Im Sommersemester 1949 übernahm Diplomsportlehrer Berno Wischmann die Leitung des Sportamtes. Unter der Leitung Wischmanns sollte der Sport an der Universität Mainz einen deutlichen Aufschwung nehmen. Zunächst wurde das Personal des Sportamtes 1950 um den hauptamtlichen Sportlehrer Hermann Roth ergänzt, um den immens gestiegenen Teilnehmerzahlen am Hochschulsport gerecht zu werden. Bis dahin hatten sich lediglich zwei Personen um den gesamten Sportbetrieb gekümmert. Durch die Einstellung Roths konnte das Sportangebot um Fechten, Faustball, Volleyball, Tennis und Judo erweitert werden. Angesichts der steigenden Teilnehmerzahlen am Hochschulsport sah sich der AStA-Sportreferent den Aufgaben nicht mehr gewachsen, so dass 1950 ein studentischer Sportausschuss (SSA) eingerichtet wurde, der den Sportbetrieb besser verwalten und die Interessen der Studenten im Bereich Sport zuverlässiger vertreten konnte, als es einem einzelnen Sportreferenten möglich war.
Ab 1950 nahmen Sportler der Mainzer Universität erfolgreich an Wettkämpfen im Inland und Ausland teil. Nach und nach wurden in allen sportlichen Disziplinen Wettkämpfe ausgetragen (Handball 1950, Tennis 1953, Fußball 1954, Leichtathletik 1955). Durch Erfolgen bei Studenten-Weltmeisterschaften errangen die Sportler der Universität Mainz internationale Beachtung. In den 50er Jahren intensivierte das Sportamt unter Berno Wischmann seine Bemühung um die Errichtung geeigneter Sportstätten an der Universität. 1951 wurde ein Sportplatz auf dem Gelände der ehemaligen Naturwissenschaftlichen Fakultät eingerichtet werden, der sich nach kurzer Zeit jedoch als nicht ausreichend erwies, so dass der Ruf nach dem Bau eines Stadions und einer Turnhalle laut wurde. Erst 1954 konnten drei Tennisplätze eingerichtet und 1955 mit dem Bau des Stadions begonnen werden, der 1957 fertiggestellt wurde. Ein Jahr später wurde schließlich auch die neuerrichtete Turnhalle eingeweiht. Neben der Teilnahme am freiwilligen Studentensport wuchs unter einigen Studenten der Wunsch, das Fach „Leibeserziehung“ als Studienfach für das höhere Lehramt studieren zu können. 1953 stimmte der Senat der Einrichtung eines Hochschulinstituts für Leibesübungen zu, das zum 6.4.1955 durch Erlass des Kultusministeriums seine Tätigkeit aufnahm. Zum Leiter des Institutes wurde Berno Wischmann ernannt. In direktem Zusammenhang steht der 1959 auf Initiative von Hermann Roth gegründete, vom Institut unabhängige Universitätssportclub Mainz (USC), welcher neben Studenten auch Nicht-Studenten aufnahm und durch eine Jugendabteilung in kurzer Zeit eine große Mitgliederzahl aufweisen konnte. Vor allem durch den Einsatz Berno Wischmanns wurde Mainz in den 50er und 60er Jahren zu einem nationalen und sogar internationalen Zentrum für Leistungssport, vor allem für den Bereich Leichtathletik.

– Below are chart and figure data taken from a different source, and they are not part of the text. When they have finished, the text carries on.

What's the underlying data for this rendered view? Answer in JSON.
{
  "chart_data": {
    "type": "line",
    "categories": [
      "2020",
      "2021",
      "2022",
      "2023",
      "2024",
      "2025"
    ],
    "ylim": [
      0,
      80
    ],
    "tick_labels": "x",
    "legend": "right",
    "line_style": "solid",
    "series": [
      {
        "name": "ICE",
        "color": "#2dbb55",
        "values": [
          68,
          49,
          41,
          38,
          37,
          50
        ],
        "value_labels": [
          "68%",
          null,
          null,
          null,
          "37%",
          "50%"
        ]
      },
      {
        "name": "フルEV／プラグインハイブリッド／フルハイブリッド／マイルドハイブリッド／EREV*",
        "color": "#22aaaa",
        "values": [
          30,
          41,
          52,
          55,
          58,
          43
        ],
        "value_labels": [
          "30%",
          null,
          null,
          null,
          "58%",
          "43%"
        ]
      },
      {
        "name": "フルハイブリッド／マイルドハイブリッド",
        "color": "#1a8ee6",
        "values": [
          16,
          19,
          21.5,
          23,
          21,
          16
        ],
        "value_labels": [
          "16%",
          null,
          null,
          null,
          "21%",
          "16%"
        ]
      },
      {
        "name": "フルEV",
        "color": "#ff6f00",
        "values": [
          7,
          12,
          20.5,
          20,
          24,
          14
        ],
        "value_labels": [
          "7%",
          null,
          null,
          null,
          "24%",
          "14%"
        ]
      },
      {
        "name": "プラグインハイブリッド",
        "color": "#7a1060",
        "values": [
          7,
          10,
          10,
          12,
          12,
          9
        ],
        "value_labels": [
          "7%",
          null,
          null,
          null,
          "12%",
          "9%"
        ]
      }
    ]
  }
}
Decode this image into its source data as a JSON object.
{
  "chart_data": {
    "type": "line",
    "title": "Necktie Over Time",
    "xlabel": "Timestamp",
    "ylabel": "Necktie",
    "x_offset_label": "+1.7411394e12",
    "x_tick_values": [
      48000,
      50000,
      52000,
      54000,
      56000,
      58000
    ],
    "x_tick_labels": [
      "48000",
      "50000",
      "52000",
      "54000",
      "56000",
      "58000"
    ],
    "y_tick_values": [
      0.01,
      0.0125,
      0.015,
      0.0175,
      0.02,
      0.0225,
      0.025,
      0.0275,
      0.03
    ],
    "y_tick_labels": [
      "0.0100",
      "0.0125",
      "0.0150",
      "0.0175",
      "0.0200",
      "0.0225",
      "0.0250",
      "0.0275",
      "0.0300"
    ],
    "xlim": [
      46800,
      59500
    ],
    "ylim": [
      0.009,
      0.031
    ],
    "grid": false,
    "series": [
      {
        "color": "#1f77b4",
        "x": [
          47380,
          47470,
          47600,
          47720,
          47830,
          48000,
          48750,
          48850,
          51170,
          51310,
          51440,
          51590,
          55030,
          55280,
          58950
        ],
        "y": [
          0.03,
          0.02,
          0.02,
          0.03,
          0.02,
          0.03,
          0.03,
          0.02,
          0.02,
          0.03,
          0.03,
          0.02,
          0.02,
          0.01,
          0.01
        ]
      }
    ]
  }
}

1965 wurde das Institut in „Staatliches Hochschulinstitut für Leibeserziehung“ umbenannt. Ein Grund für diese auch strukturelle Umorientierung lag darin, dass bis dahin die Entscheidungen des Instituts von der Zustimmung des zuständigen Senatsausschusses unter dem Vorsitz des Dekans der Philosophischen Fakultät abhängig waren und Berno Wischmann bestrebt war, dem Institut eine größere Eigenständigkeit zu verleihen. Mit der Umbenennung in ‚Staatliches Hochschulinstitut für Leibeserziehung‘ wurde das Institut aus der Universität herausgelöst und unmittelbar dem Kultusministerium unterstellt. Die Umbenennung von Leibes-‚Übung‘ zu Leibes-‚Erziehung‘ geht auf Wischmanns These einer „Erziehung vom Leibe her“ zurück. Die Aufgaben des staatlichen Hochschulinstituts erstreckten sich nun auf die Ausbildung für das Lehramt an höheren Schulen im Fach Leibeserziehung, die Durchführung des allgemeinen Studenten- und Dozentensports, die Ausbildung von Leibeserziehern für das Lehramt an Realschulen, Berufsschulen und Volksschulen sowie von Diplomsportlehrern, die Durchführung von Fortbildungslehrgängen für Lehrer, Vereinssportlehrer, Übungsleiter und Leistungssportler und schließlich die Vorbereitung auf die staatliche Schwimmmeisterprüfung. Als neue Aufgabe trat neben der Ausbildung von Diplomsportlehrern auf Wunsch des Kultusministeriums die Ausbildung von Sportlehrern „im freien Beruf“ im Rahmen eines einjährigen Lehrgangs hinzu. Als wichtigste Kriterien für den erheblichen Erfolg des Instituts müssen die Ausbildung zum Diplomsportlehrer sowie die erweiterten Raumkapazitäten gesehen werden. Beides ermöglichte eine Erhöhung der Studentenzahl.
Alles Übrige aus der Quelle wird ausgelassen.